Judicial Watch has nearly 30 years of experience litigating federal and presidential records issues, including the famous "Clinton sock drawer" case. The document dishonestly ignores the U.S. Constitution, the Presidential Records Act, legal precedent, and the DOJ's/Archives' previous position that WH records a president takes with him when he leaves the White House are presumptively personal and not subject to review by partisan Biden appointees at DOJ or Archives. Under the Constitution, federal law and precedent, none of the documents are currently "classified" or "national defense information" that restricts Trump's handing of them. They are ALL his personal records and, frankly, should be returned to him. If justice prevails, this indictment won't survive scrutiny by honest, constitutionalist judges and will be thrown out. #ProsecutorialMisconduct

The Wall Street Journal editors provide more commentary on the relevant laws.

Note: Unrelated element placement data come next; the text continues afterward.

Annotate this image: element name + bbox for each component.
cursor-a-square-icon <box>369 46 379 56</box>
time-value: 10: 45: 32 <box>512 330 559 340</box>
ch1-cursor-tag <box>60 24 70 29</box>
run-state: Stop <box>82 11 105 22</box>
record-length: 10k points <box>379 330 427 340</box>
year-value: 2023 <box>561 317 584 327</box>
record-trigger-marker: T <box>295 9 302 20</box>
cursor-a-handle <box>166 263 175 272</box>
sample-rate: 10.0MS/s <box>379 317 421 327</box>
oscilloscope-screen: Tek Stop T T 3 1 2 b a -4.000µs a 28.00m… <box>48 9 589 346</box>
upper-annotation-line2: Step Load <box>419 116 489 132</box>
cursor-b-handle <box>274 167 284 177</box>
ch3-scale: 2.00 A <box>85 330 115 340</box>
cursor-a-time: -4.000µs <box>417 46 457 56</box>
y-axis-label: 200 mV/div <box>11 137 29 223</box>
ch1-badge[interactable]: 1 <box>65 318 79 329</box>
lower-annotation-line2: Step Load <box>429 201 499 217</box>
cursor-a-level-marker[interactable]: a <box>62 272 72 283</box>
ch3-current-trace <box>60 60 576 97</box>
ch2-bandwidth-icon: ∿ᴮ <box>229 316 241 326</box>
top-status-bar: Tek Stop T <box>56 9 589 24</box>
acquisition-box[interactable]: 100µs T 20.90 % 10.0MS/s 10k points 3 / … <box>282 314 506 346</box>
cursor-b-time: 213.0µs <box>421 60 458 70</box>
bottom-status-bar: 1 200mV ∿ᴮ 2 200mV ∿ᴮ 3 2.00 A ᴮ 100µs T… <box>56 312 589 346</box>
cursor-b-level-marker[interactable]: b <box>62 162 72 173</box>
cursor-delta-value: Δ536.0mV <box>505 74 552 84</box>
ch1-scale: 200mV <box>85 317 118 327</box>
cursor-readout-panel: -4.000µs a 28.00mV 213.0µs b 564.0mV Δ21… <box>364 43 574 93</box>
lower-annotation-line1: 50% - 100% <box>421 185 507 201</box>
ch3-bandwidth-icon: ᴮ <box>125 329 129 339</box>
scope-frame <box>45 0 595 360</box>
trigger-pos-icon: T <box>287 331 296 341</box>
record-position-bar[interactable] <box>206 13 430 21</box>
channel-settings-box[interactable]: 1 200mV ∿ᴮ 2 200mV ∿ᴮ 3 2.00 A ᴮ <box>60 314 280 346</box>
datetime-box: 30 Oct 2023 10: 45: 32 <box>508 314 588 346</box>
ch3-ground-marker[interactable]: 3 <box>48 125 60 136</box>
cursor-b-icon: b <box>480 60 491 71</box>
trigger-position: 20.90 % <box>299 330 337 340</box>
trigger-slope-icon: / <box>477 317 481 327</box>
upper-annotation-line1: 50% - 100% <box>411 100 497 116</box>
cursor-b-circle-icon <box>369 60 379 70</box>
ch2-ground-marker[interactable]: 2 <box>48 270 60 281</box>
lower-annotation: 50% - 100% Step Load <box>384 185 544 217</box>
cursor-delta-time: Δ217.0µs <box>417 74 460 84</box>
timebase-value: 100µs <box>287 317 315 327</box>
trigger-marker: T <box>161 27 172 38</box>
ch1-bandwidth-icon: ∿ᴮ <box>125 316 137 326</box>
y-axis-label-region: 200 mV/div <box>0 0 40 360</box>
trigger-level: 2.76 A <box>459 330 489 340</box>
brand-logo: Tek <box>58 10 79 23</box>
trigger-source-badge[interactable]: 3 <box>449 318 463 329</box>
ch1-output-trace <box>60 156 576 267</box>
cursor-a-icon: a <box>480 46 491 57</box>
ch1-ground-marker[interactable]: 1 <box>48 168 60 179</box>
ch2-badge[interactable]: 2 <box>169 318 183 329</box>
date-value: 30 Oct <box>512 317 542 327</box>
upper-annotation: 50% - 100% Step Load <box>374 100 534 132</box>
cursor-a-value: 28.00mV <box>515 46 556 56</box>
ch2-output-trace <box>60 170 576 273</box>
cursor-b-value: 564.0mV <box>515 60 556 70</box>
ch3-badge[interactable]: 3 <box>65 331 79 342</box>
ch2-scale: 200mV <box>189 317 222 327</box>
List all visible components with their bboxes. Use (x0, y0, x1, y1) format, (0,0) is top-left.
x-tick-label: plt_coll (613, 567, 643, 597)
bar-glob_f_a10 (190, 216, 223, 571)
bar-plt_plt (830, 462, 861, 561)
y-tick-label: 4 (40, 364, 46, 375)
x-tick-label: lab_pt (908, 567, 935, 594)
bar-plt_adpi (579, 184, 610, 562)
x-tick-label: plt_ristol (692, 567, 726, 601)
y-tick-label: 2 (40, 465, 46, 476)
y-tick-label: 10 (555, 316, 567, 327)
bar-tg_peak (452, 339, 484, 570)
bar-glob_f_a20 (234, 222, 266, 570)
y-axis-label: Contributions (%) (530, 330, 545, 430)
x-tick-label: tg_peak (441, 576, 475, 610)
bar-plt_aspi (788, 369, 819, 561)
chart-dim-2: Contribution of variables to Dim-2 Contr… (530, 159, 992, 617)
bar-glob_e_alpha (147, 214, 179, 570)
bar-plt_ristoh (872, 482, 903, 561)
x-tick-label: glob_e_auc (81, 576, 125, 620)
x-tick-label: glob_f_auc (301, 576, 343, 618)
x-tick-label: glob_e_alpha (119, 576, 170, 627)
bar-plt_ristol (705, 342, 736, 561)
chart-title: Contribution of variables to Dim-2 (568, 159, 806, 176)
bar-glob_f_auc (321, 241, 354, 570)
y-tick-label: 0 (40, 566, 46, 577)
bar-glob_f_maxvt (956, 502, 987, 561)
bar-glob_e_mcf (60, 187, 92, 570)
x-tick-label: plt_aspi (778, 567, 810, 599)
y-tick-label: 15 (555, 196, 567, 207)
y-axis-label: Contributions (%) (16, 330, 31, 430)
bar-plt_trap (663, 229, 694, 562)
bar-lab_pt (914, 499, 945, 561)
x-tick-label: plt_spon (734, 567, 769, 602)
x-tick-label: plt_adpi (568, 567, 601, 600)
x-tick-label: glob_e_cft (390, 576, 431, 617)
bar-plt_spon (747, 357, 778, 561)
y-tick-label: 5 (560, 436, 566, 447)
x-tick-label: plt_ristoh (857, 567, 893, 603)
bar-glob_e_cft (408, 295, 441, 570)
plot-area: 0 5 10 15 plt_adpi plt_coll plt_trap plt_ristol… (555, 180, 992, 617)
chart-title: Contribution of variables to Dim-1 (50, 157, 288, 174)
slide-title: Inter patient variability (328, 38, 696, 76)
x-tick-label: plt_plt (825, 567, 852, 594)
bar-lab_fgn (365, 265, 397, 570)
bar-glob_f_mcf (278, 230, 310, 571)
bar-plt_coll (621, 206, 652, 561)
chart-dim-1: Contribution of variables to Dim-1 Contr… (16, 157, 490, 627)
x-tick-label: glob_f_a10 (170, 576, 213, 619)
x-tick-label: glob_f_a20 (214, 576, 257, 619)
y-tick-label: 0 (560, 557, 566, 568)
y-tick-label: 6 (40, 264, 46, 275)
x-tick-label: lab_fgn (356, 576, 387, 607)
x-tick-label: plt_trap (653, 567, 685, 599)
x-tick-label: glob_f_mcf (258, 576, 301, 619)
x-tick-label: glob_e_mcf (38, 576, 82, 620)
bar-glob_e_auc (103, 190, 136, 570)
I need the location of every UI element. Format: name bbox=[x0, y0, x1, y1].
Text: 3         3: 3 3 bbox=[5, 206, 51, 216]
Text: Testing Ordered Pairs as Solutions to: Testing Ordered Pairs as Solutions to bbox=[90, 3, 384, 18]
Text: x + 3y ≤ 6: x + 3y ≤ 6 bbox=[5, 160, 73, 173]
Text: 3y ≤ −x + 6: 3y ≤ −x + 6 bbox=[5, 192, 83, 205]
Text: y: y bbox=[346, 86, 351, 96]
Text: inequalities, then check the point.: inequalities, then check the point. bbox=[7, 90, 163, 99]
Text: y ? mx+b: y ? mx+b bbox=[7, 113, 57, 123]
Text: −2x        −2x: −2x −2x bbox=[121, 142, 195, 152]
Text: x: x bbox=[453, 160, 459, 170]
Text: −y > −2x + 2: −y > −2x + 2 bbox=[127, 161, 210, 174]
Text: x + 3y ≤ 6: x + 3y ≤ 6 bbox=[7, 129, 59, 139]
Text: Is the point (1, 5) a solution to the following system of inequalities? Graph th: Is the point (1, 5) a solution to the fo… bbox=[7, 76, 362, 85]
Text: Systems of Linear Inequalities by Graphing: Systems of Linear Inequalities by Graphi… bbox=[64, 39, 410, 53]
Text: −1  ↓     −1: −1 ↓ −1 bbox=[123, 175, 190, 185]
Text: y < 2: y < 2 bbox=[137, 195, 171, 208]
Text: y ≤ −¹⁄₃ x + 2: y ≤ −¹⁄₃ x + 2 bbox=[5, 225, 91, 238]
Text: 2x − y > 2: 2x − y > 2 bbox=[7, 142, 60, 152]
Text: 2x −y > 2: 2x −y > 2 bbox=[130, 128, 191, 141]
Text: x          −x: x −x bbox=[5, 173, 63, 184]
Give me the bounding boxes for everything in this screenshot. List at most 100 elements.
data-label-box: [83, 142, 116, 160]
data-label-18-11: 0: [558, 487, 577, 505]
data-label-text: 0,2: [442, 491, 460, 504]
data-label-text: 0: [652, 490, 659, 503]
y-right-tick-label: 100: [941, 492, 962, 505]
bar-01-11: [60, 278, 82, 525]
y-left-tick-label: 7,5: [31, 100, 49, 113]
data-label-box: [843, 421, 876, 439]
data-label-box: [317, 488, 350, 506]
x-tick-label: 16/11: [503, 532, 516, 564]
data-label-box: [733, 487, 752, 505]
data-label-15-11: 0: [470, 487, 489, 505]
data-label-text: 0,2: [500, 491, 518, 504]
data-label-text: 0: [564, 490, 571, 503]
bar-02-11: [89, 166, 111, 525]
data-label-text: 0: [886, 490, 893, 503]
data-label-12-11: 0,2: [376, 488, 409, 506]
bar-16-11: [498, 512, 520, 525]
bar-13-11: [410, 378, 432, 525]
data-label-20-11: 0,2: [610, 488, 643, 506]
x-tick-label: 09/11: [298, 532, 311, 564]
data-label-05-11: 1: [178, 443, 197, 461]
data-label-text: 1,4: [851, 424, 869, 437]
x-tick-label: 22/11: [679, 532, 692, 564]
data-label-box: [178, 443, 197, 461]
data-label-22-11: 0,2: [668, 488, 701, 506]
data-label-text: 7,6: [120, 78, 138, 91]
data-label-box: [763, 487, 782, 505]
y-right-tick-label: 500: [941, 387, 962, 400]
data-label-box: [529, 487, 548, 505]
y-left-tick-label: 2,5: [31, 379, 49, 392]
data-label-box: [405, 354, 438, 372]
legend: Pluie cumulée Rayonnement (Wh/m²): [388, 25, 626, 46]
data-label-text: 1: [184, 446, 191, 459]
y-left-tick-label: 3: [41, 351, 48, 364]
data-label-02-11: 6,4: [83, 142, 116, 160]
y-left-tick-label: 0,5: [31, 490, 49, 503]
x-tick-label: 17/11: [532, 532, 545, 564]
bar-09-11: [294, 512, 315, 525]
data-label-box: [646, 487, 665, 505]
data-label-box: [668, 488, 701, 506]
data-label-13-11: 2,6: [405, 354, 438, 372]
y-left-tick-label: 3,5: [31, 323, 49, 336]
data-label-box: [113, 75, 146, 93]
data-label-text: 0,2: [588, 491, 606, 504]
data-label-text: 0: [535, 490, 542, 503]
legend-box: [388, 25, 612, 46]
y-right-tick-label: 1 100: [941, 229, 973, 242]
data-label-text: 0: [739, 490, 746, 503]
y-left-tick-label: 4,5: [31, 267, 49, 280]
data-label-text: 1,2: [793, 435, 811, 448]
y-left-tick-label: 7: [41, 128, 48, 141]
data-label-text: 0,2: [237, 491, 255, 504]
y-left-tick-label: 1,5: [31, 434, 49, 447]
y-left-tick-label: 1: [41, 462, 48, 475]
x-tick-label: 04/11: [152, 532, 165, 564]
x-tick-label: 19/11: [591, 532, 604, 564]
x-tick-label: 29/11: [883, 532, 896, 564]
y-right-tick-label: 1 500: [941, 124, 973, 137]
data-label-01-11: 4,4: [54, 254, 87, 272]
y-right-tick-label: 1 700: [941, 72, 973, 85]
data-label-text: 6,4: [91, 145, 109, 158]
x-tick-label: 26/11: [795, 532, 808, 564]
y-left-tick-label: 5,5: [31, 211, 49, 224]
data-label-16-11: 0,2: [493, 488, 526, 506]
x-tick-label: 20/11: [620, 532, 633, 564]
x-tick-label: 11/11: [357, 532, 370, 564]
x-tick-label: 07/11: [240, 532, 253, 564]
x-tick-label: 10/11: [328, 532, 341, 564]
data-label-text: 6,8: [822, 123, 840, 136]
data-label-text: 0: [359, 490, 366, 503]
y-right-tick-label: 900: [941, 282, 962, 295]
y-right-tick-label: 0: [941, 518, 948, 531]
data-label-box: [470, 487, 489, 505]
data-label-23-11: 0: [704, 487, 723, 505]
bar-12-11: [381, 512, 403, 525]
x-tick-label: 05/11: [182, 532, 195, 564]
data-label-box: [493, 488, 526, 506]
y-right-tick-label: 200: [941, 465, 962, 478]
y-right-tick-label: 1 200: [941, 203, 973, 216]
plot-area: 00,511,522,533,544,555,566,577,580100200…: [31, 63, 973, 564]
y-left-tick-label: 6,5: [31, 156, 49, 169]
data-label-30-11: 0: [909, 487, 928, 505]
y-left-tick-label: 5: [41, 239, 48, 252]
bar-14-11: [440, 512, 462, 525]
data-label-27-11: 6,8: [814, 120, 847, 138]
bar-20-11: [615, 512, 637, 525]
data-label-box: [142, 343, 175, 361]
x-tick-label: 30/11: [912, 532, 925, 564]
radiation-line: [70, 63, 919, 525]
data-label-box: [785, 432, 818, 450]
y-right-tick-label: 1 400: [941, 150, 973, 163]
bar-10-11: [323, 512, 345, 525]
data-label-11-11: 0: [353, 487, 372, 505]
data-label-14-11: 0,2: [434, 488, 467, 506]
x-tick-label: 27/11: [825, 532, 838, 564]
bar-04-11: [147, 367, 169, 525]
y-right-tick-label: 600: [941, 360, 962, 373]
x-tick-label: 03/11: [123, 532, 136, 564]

The indictment levels 37 charges against Mr. Trump that are related to his handling of classified documents, including at his Mar-a-Lago club, since he left the White House. Thirty-one of the counts are for violating the ancient and seldom-enforced Espionage Act for the “willful retention of national defense information.” 

But it’s striking, and legally notable, that the indictment never mentions the Presidential Records Act (PRA) that allows a President access to documents, both classified and unclassified, once he leaves office. It allows for good-faith negotiation with the National Archives. Yet the indictment assumes that Pres. Trump had no right to take any classified documents.

This doesn’t fit the spirit or letter of the PRA, which was written by Congress to recognize that such documents had previously been the property of former Presidents. If the Espionage Act means Presidents can’t retain any classified documents, then the PRA is all but meaningless. This will be part of Trump’s defense.

Based largely on the reports of a former assistant director of the FBI, the House Judiciary Committee has detailed the irregularities of the raid on Mar-a-Lago and demanded answers and records from Attorney General Merrick Garland. 

Other hurdles for the prosecution include the fact that the supposed big tell, a conversation Trump supposedly had at the Bedminster golf club, was leaked before any of the participants to this supposed conversation were questioned. The leak comes from inside the DoJ and to the best of my knowledge the prosecution has no copy of whatever document Trump supposedly had in hand during the reported conversation. “If so, the prosecution must be investigated and punished. Also, this is grounds for granting a motion highlighting jury pool poisoning and dismissing the indictment before it reaches even its one-month birthday."

Should I be terribly wrong and the case proceeds to a conviction, in his second term Trump can pardon himself.